EPA sued over public records request for nitrate research
The environmental group Food & Water Watch is suing the U.S. Environmental Protection Agency for failing to supply requested information about a nitrate assessment.
Food & Water Watch allege the “apparently scuttled” assessment would have provided EPA with the research necessary to update drinking water standards for nitrate and nitrite.
The group alleges the current standards are “far too lax” to protect against the health threats — like an increased risk of certain cancers, thyroid disease and birth defects — that some research holds are linked to nitrate and nitrite exposure in drinking water at levels below the EPA standards.
Per the complaint, Food & Water Watch submitted a request in August 2025 under the Freedom of Information Act, or FOIA, for information on the status of an EPA assessment of the human health impacts of the oral consumption of nitrate and nitrite.
The lawsuit, filed in the U.S. District Court in Washington, D.C., alleges EPA has not made a determination in the request, released any documents or provided a timeline to commit to the request.
The assessment plan for nitrate and nitrate was initiated in 2017 under EPA’s Integrated Risk Information System, or IRIS. The assessment was suspended in 2019, during the first Trump administration, then resumed in 2023 during the Biden administration.
The webpage for the assessment has not been updated since a November 2023 docket entry. EPA announced in July 2025, however, that it was eliminating its Office of Research and Development, which housed IRIS.
Food & Water Watch Senior Staff Attorney Tyler Lobdell said the FOIA request would “shed light” on whether or not the agency has “abandoned the assessment.”
“The American people deserve an EPA that protects them from pervasive, dangerous pollutants like nitrate in their drinking water,” Lobdell said in a statement. “Instead, the Trump administration appears hell bent not only on throwing public health under the bus, but on doing it behind closed doors.”

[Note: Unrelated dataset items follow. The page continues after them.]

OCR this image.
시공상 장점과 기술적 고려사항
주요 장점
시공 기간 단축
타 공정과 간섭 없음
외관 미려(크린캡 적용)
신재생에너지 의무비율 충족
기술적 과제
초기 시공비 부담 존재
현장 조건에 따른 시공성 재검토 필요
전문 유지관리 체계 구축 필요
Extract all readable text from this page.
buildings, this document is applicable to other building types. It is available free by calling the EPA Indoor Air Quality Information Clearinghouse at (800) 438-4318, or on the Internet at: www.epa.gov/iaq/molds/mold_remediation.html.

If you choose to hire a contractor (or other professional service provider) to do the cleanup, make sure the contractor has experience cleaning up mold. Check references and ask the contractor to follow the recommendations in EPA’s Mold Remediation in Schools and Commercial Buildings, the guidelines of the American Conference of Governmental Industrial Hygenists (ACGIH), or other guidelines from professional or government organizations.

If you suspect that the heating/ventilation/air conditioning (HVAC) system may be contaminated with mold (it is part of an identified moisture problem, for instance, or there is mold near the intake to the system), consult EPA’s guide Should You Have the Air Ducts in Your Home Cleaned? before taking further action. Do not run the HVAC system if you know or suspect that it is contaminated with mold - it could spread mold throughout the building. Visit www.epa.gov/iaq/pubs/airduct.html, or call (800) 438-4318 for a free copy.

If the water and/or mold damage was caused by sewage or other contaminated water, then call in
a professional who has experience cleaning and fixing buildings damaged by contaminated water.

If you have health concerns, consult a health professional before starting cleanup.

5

EPA did not respond to a request for comment on the petition or the status of the IRIS nitrate analysis.
The FOIA request from Food & Water Watch asked for records pertaining to the status and plans of the analysis, documents about reconsidering maximum nitrate contamination levels, correspondence between EPA offices regarding nitrate or nitrite toxicity in drinking water and records detailing how the closure of the Office of Research and Development have affected or may affect nitrate drinking water work.
The filing from Food & Water Watch shows the group had correspondence with EPA since the initial request and through early June. In April, the agency said it would have an interim release of records on May 8, 2026, according to the court filing. Food & Water Watch allege the agency has not produced the records nor produced a new timeline for interim releases.
The group asks the court to find that EPA is in violation of the Freedom of Information Act and order EPA to release the requested, nonexempt information.
Food & Water Watch was also one of more than 80 groups that wrote to EPA and U.S. Department of Health and Human Services urging the departments to “immediately identify and eliminate sources of nitrate pollution in drinking water.” The letter referenced a report from the Harkin Institute for Public Policy & Citizen Engagement and Iowa Environmental Council that linked environmental exposure to nitrate, among other contaminants, to Iowa’s rising cancer rates.
Food & Water Watch has also sued EPA for removing segments of Iowa rivers with high nitrate concentrations from the state’s impaired water list.